Sanırım Erdoğan seçime giderken bir ikilem içerisinde kalmıştır. Maaşları fazla artırsa enflasyon yükselir. Zira Enflasyonnun 2023 te düşeceğini gerek Erdoğan gerek maliye bakanı Nebatı söz vermişlerdi.
Diğer bir sorun ise maaş artışları az olursa bunun seçim de faturasının da ağır olacağı endişesidir.
Ülkemizde özelikle SSK emeklileri arasında büyük oran da maaş farkı vardır. Bazı emekli işçiler 12-13-15-17 bin lira maaş alırken diğerleri ortalama 6- 7 bin lira maaş alıyor.
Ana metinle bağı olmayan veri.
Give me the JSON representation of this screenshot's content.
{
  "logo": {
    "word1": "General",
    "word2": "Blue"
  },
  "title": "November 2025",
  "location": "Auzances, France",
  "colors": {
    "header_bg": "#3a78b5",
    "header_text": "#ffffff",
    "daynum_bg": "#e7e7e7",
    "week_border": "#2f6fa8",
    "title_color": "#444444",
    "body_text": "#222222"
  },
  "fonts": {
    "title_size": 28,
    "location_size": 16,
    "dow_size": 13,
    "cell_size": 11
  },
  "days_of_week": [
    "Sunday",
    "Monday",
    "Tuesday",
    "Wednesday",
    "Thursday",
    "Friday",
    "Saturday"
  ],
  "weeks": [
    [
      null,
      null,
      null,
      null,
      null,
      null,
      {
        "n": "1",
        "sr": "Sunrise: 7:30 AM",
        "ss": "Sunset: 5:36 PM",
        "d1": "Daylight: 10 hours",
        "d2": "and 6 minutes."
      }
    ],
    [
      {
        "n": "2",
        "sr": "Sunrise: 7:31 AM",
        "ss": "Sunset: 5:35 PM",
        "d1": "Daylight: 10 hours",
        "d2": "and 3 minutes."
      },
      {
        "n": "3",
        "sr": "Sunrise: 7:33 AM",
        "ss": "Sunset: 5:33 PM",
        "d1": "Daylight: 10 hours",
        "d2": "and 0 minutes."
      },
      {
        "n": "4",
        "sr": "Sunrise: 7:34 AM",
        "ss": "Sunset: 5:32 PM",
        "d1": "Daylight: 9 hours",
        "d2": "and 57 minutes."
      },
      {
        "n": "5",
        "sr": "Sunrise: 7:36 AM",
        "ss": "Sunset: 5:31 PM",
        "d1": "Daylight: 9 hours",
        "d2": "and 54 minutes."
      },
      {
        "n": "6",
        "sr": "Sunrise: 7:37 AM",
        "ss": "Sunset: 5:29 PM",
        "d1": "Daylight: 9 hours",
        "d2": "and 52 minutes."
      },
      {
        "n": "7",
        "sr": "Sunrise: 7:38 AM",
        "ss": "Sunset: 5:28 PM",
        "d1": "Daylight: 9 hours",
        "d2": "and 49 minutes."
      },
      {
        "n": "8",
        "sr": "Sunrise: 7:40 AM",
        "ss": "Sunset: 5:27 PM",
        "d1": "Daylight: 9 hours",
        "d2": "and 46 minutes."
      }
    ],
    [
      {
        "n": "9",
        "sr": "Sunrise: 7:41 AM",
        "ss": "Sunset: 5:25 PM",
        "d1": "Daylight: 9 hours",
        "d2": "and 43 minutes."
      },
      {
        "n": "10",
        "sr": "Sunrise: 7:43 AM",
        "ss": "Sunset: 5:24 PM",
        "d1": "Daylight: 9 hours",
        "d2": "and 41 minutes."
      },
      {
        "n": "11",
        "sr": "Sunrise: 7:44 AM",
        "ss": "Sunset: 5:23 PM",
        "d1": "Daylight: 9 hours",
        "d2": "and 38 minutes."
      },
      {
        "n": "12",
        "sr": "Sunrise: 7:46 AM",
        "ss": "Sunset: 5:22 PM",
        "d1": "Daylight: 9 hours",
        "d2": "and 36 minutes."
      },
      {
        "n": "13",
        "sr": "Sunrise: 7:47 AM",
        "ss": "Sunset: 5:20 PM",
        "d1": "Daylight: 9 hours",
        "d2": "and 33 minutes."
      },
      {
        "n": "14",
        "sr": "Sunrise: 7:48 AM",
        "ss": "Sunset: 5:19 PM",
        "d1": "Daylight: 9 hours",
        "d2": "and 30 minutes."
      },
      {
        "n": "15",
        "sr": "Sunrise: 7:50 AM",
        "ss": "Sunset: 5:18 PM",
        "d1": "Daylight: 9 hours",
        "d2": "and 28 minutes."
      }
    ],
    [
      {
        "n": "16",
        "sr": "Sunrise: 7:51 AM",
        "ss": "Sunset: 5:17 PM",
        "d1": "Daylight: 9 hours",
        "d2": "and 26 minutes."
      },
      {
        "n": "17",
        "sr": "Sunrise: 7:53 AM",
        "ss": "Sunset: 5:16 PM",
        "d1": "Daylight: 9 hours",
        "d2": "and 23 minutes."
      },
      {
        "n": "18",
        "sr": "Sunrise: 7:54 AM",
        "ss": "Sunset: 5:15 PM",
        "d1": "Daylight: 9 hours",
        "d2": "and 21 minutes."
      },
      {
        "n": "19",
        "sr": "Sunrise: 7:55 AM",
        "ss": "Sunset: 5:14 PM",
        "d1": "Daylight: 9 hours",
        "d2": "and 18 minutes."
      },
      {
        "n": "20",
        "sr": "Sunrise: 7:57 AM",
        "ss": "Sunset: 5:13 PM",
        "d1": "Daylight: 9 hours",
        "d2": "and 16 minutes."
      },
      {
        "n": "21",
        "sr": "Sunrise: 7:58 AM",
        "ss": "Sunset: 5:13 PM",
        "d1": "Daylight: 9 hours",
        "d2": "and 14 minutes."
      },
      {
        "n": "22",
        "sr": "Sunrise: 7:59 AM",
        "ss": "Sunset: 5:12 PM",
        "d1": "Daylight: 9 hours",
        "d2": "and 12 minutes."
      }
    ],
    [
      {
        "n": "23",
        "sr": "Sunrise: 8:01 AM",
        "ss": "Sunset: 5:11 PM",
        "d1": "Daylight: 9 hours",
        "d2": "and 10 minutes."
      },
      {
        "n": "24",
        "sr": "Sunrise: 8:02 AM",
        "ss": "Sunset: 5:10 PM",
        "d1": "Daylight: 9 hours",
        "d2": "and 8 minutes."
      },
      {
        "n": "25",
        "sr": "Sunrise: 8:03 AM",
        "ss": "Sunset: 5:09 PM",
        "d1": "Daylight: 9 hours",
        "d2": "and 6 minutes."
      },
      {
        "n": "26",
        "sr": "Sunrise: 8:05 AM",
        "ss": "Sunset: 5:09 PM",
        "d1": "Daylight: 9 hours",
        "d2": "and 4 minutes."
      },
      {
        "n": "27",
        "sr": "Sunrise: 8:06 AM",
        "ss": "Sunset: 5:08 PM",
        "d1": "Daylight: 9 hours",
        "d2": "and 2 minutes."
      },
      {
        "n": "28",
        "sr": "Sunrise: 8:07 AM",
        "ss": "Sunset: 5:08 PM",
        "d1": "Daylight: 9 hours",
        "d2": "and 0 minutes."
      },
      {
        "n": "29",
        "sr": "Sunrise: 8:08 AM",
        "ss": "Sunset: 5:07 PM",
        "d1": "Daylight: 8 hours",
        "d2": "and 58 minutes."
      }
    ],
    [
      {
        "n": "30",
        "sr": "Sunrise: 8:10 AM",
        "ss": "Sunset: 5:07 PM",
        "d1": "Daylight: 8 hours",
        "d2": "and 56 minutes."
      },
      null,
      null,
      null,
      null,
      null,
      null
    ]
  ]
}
Sosyal adil bir devlet maaşlar arasındaki büyük farkları makul bir düzeye indirmek zorunluğu duyar. Yok eğer böyle bir kaygı duyulmuyorsa söyleyecek bir sözümüz olamaz.
Yapılması gereken gerçek enflasyon verilerini dikkate alarak a maaş alanlara enflasyon oranları ile birlikte ek ücret verilmesidir Çok maaş alana ise yalnız enflasyon farkı verilmelidir.
Bundan önce Çalışma bakanı Vedat Bilgin bunun belirtiğimiz şekilde yapılacağını söylemesine rağmen, sonra neden bu doğru ve adil yöntemden vaz geçildi. bunu anlamak mümkün değildir.
Ülkenin somut durumu sınıflar arasında çok büyük oranda bir gelir adaletsizliği bulunduğunu gösteriyor. Avrupa, Almanya bizi kıskanıyor söylemleri gerçekleri yansıtmiyor.
Oralarda enflasyon yıllık oranları ülkemizdeki bir aylık enflasyon oranı kadardır. Oralarda asgarı ücret bizden beş kat daha fazladır.
Ülkemizin sosyal ekonomik sorunlarını gidermenin yegane yolu üretimdir, iş alanları açmadır. Bunun başarılı olması için mutlaka israf ve yolsuzluğun giderilmesi gerekir.